If you are interested in using the Software commercially, please contact Torr Vision Group directly to negotiate a licence.

Contact details are: [email protected].

History

  • 2018-OCT-17: third public release
  • 2017-AUG-08: second public release
  • 2015-SEP-26: first public release
  • 2015-JUL-23: initial draft

References

  • [Cavallari17] Tommaso Cavallari, Stuart Golodetz*, Nicholas Lord*, Julien Valentin, Luigi Di Stefano and Philip Torr. On-the-Fly Adaptation of Regression Forests for Online Camera Relocalisation. CVPR, 2017.
  • [Kaehler15] Olaf Kaehler, Victor Adrian Prisacariu, Carl Yuheng Ren, Xin Sun, Philip Torr and David Murray. Very High Frame Rate Volumetric Integration of Depth Images on Mobile Devices. IEEE Transactions on Visualization and Computer Graphics, 21(11), November 2015.
  • [Newcombe11] Richard Newcombe, Shahram Izadi, Otmar Hilliges, David Molyneaux, David Kim, Andrew Davison, Pushmeet Kohli, Jamie Shotton, Steve Hodges and Andrew Fitzgibbon.
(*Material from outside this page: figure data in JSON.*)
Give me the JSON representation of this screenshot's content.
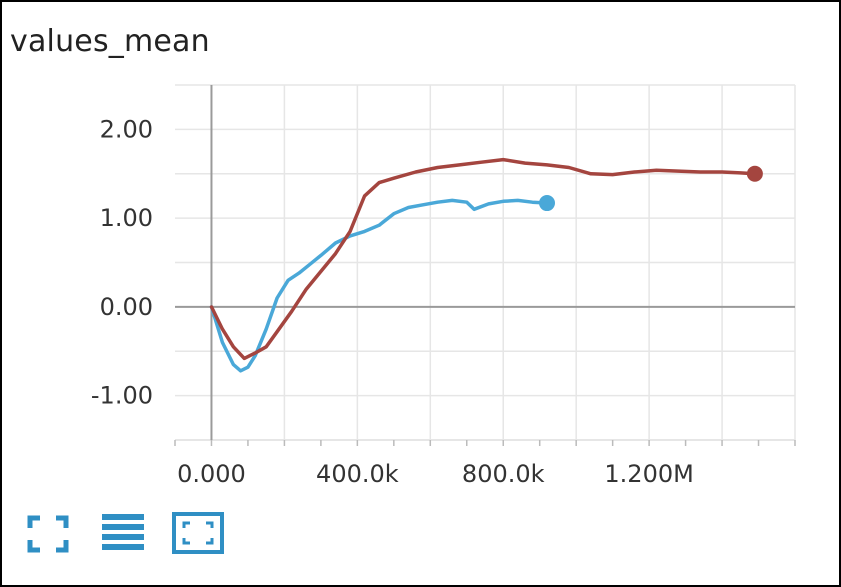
{
  "title": "values_mean",
  "colors": {
    "series_blue": "#4aa8d8",
    "series_red": "#a4453f",
    "grid": "#e6e6e6",
    "axis": "#9a9a9a",
    "icon": "#2f8fc4"
  },
  "toolbar": {
    "icons": [
      "fullscreen-icon",
      "menu-list-icon",
      "fit-to-screen-icon"
    ]
  },
  "chart_data": {
    "type": "line",
    "title": "values_mean",
    "xlabel": "",
    "ylabel": "",
    "xlim": [
      -100000,
      1600000
    ],
    "ylim": [
      -1.5,
      2.5
    ],
    "y_ticks": [
      2.0,
      1.0,
      0.0,
      -1.0
    ],
    "y_tick_labels": [
      "2.00",
      "1.00",
      "0.00",
      "-1.00"
    ],
    "x_ticks": [
      0,
      400000,
      800000,
      1200000
    ],
    "x_tick_labels": [
      "0.000",
      "400.0k",
      "800.0k",
      "1.200M"
    ],
    "grid": true,
    "series": [
      {
        "color": "#4aa8d8",
        "x": [
          0,
          30000,
          60000,
          80000,
          100000,
          120000,
          150000,
          180000,
          210000,
          240000,
          270000,
          300000,
          340000,
          380000,
          420000,
          460000,
          500000,
          540000,
          580000,
          620000,
          660000,
          700000,
          720000,
          760000,
          800000,
          840000,
          880000,
          920000
        ],
        "y": [
          0.0,
          -0.4,
          -0.65,
          -0.72,
          -0.68,
          -0.55,
          -0.25,
          0.1,
          0.3,
          0.38,
          0.48,
          0.58,
          0.72,
          0.8,
          0.85,
          0.92,
          1.05,
          1.12,
          1.15,
          1.18,
          1.2,
          1.18,
          1.1,
          1.16,
          1.19,
          1.2,
          1.18,
          1.17
        ]
      },
      {
        "color": "#a4453f",
        "x": [
          0,
          30000,
          60000,
          90000,
          120000,
          150000,
          180000,
          220000,
          260000,
          300000,
          340000,
          380000,
          420000,
          460000,
          500000,
          560000,
          620000,
          680000,
          740000,
          800000,
          860000,
          920000,
          980000,
          1040000,
          1100000,
          1160000,
          1220000,
          1280000,
          1340000,
          1400000,
          1450000,
          1490000
        ],
        "y": [
          0.0,
          -0.25,
          -0.45,
          -0.58,
          -0.52,
          -0.45,
          -0.28,
          -0.05,
          0.2,
          0.4,
          0.6,
          0.85,
          1.25,
          1.4,
          1.45,
          1.52,
          1.57,
          1.6,
          1.63,
          1.66,
          1.62,
          1.6,
          1.57,
          1.5,
          1.49,
          1.52,
          1.54,
          1.53,
          1.52,
          1.52,
          1.51,
          1.5
        ]
      }
    ]
  }
}
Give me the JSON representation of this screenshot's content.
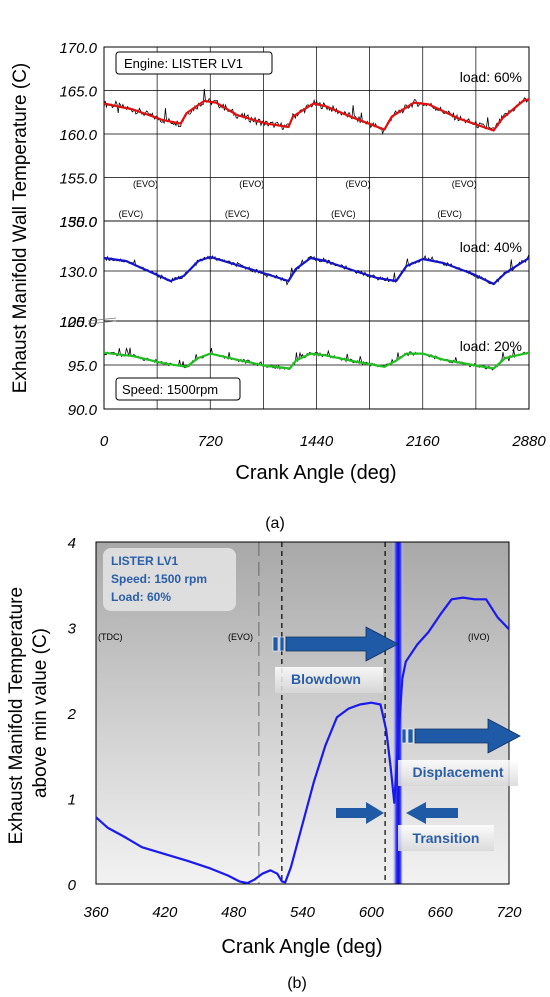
{
  "chart_data": [
    {
      "panel": "(a)",
      "type": "line",
      "ylabel": "Exhaust Manifold Wall Temperature (C)",
      "xlabel": "Crank Angle (deg)",
      "xlim": [
        0,
        2880
      ],
      "xticks": [
        "0",
        "720",
        "1440",
        "2160",
        "2880"
      ],
      "engine_label": "Engine: LISTER LV1",
      "speed_label": "Speed: 1500rpm",
      "evo_label": "(EVO)",
      "evc_label": "(EVC)",
      "evo_positions": [
        620,
        1340,
        2060,
        2780
      ],
      "evc_positions": [
        60,
        780,
        1500,
        2220
      ],
      "subplots": [
        {
          "load_label": "load: 60%",
          "ylim": [
            150,
            170
          ],
          "yticks": [
            "150.0",
            "155.0",
            "160.0",
            "165.0",
            "170.0"
          ],
          "color": "#e01010",
          "x": [
            0,
            200,
            400,
            520,
            560,
            680,
            760,
            900,
            1100,
            1250,
            1280,
            1420,
            1500,
            1700,
            1900,
            1950,
            2100,
            2200,
            2400,
            2640,
            2700,
            2840,
            2880
          ],
          "y": [
            163.5,
            162.8,
            161.6,
            161.2,
            162.4,
            163.8,
            163.6,
            162.2,
            161.2,
            160.8,
            162.0,
            163.5,
            163.2,
            161.8,
            160.5,
            162.0,
            163.6,
            163.4,
            161.8,
            160.4,
            161.8,
            163.8,
            164.0
          ]
        },
        {
          "load_label": "load: 40%",
          "ylim": [
            125,
            135
          ],
          "yticks": [
            "125.0",
            "130.0",
            "135.0"
          ],
          "color": "#1414c8",
          "x": [
            0,
            150,
            300,
            450,
            540,
            640,
            720,
            900,
            1100,
            1250,
            1300,
            1400,
            1500,
            1700,
            1850,
            1980,
            2050,
            2160,
            2300,
            2500,
            2640,
            2720,
            2880
          ],
          "y": [
            131.3,
            131.0,
            130.0,
            129.0,
            129.5,
            131.0,
            131.4,
            130.6,
            129.7,
            129.0,
            130.2,
            131.3,
            131.0,
            130.0,
            129.3,
            129.0,
            130.5,
            131.2,
            130.8,
            129.7,
            128.7,
            129.8,
            131.3
          ]
        },
        {
          "load_label": "load: 20%",
          "ylim": [
            90,
            100
          ],
          "yticks": [
            "90.0",
            "95.0",
            "100.0"
          ],
          "color": "#20c020",
          "x": [
            0,
            200,
            400,
            560,
            640,
            720,
            900,
            1100,
            1260,
            1300,
            1400,
            1500,
            1700,
            1900,
            1980,
            2050,
            2160,
            2300,
            2500,
            2640,
            2720,
            2880
          ],
          "y": [
            96.4,
            96.0,
            95.2,
            94.8,
            95.8,
            96.3,
            95.6,
            94.9,
            94.6,
            95.5,
            96.3,
            96.1,
            95.4,
            94.8,
            95.5,
            96.3,
            96.3,
            95.6,
            95.0,
            94.6,
            95.8,
            96.4
          ]
        }
      ]
    },
    {
      "panel": "(b)",
      "type": "line",
      "ylabel": "Exhaust Manifold Temperature above min value (C)",
      "xlabel": "Crank Angle (deg)",
      "xlim": [
        360,
        720
      ],
      "ylim": [
        0,
        4
      ],
      "xticks": [
        "360",
        "420",
        "480",
        "540",
        "600",
        "660",
        "720"
      ],
      "yticks": [
        "0",
        "1",
        "2",
        "3",
        "4"
      ],
      "legend_lines": [
        "LISTER LV1",
        "Speed: 1500 rpm",
        "Load: 60%"
      ],
      "markers": {
        "tdc": "(TDC)",
        "evo": "(EVO)",
        "ivo": "(IVO)"
      },
      "dashed_lines_x": [
        522,
        612
      ],
      "longdash_lines_x": [
        502
      ],
      "blue_band_x": [
        618,
        628
      ],
      "annotations": {
        "blowdown": "Blowdown",
        "displacement": "Displacement",
        "transition": "Transition"
      },
      "color": "#1a1aee",
      "x": [
        360,
        370,
        385,
        400,
        420,
        440,
        460,
        475,
        485,
        492,
        498,
        505,
        512,
        518,
        522,
        525,
        530,
        540,
        550,
        560,
        570,
        580,
        590,
        600,
        608,
        613,
        617,
        620,
        623,
        627,
        630,
        640,
        650,
        660,
        670,
        680,
        690,
        700,
        710,
        720
      ],
      "y": [
        0.78,
        0.66,
        0.55,
        0.43,
        0.35,
        0.27,
        0.18,
        0.1,
        0.03,
        0.01,
        0.05,
        0.12,
        0.16,
        0.12,
        0.03,
        0.02,
        0.2,
        0.7,
        1.2,
        1.62,
        1.95,
        2.05,
        2.1,
        2.12,
        2.1,
        1.8,
        1.35,
        0.95,
        1.6,
        2.4,
        2.6,
        2.8,
        2.95,
        3.15,
        3.33,
        3.35,
        3.33,
        3.33,
        3.12,
        2.98
      ]
    }
  ],
  "captions": {
    "a": "(a)",
    "b": "(b)"
  }
}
KinectFusion: Real-Time Dense Surface Mapping and Tracking. ISMAR, 2011.
  • [Niessner13] Matthias Niessner, Michael Zollhoefer, Shahram Izadi, and Marc Stamminger. Real-time 3D Reconstruction at Scale using Voxel Hashing. ACM Transactions on Graphics, 32(6):169, 2013.
  • [Valentin15] Julien Valentin, Vibhav Vineet, Ming-Ming Cheng, David Kim, Shahram Izadi, Jamie Shotton, Pushmeet Kohli, Matthias Niessner, Antonio Criminisi, and Philip H S Torr. SemanticPaint: Interactive 3D Labeling and Learning at your Fingertips. ACM Transactions on Graphics, 34(5), August 2015.